When Tony asked me to team up with him again for the 2018 Wales Rally GB, I didn’t think twice. I realised he must be scraping the barrel having enjoyed the rather more fragrant company of Amy Williams, Peta Cavendish and Georgie Thompson since last we drove together. But I swallowed my pride, and I’m glad I did.

A decade on, rallying in the UK may not be any more visible than it was then. The days of Colin McRae and Richard Burns battling it out on BBC Grandstand may feel as far away as ever. But that lack of mainstream attention has its charms: Rallying is such an unpretentious sport, the fans are genuine enthusiasts turning up in Welsh forests in their droves year after year, and the drivers are human.

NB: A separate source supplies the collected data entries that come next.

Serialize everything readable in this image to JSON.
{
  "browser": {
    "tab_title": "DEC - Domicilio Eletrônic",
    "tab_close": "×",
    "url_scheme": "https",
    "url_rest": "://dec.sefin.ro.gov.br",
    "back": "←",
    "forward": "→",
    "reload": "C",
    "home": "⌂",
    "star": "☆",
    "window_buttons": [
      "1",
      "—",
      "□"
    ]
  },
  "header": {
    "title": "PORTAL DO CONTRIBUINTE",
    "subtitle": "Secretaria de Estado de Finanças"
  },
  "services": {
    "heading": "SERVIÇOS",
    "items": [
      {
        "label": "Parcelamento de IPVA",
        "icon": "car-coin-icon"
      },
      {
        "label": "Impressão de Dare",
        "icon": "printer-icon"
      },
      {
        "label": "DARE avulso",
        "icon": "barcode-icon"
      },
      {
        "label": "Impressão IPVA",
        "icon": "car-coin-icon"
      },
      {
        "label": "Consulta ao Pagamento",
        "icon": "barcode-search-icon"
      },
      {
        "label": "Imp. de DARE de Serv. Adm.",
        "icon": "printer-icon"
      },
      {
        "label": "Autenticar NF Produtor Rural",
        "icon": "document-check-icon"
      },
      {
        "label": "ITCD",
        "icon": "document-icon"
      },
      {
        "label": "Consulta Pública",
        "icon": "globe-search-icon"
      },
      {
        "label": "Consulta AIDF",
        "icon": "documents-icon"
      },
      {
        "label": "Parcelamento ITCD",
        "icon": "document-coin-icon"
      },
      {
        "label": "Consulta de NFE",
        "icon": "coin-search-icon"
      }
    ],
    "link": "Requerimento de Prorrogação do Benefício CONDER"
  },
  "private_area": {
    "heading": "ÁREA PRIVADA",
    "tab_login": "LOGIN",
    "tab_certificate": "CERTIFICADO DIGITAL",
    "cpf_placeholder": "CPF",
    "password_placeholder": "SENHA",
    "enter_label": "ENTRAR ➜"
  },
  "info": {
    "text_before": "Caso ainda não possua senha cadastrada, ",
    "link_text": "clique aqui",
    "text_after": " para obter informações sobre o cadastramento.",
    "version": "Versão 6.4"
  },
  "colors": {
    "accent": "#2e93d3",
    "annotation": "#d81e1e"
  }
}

They don’t hide behind three layers of PR. We passed Sébastien Ogier, the five times world champion, on our recce, just as he was putting his tow rope back in his car having helped to pull another competitor’s car out of a ditch. He stopped for a chat.

As for the rally itself, it was great. Unfortunately, I got my fuelling strategy all wrong on day one and ended up puking again, just as I had a decade ago (this time, rather than a bacon and egg sarnie, I forgot to eat anything – just as bad). But we learnt from that: I got some motion sickness pills for day two. And got stuck in. And we really were competing on the biggest stages in the sport. Sweet Lamb, Myherin and Dyfi – iconic mid-Wales stages – in the mud and rain. Big jumps, big air.

My pace-note calling went OK but I’m not fooling myself. It was Tony’s 24th time competing in his home event, a record for an amateur, and it was almost totally thanks to him that we finished 33rd overall and first in our class (NAT4).

But just for a week, I was able to live the dream.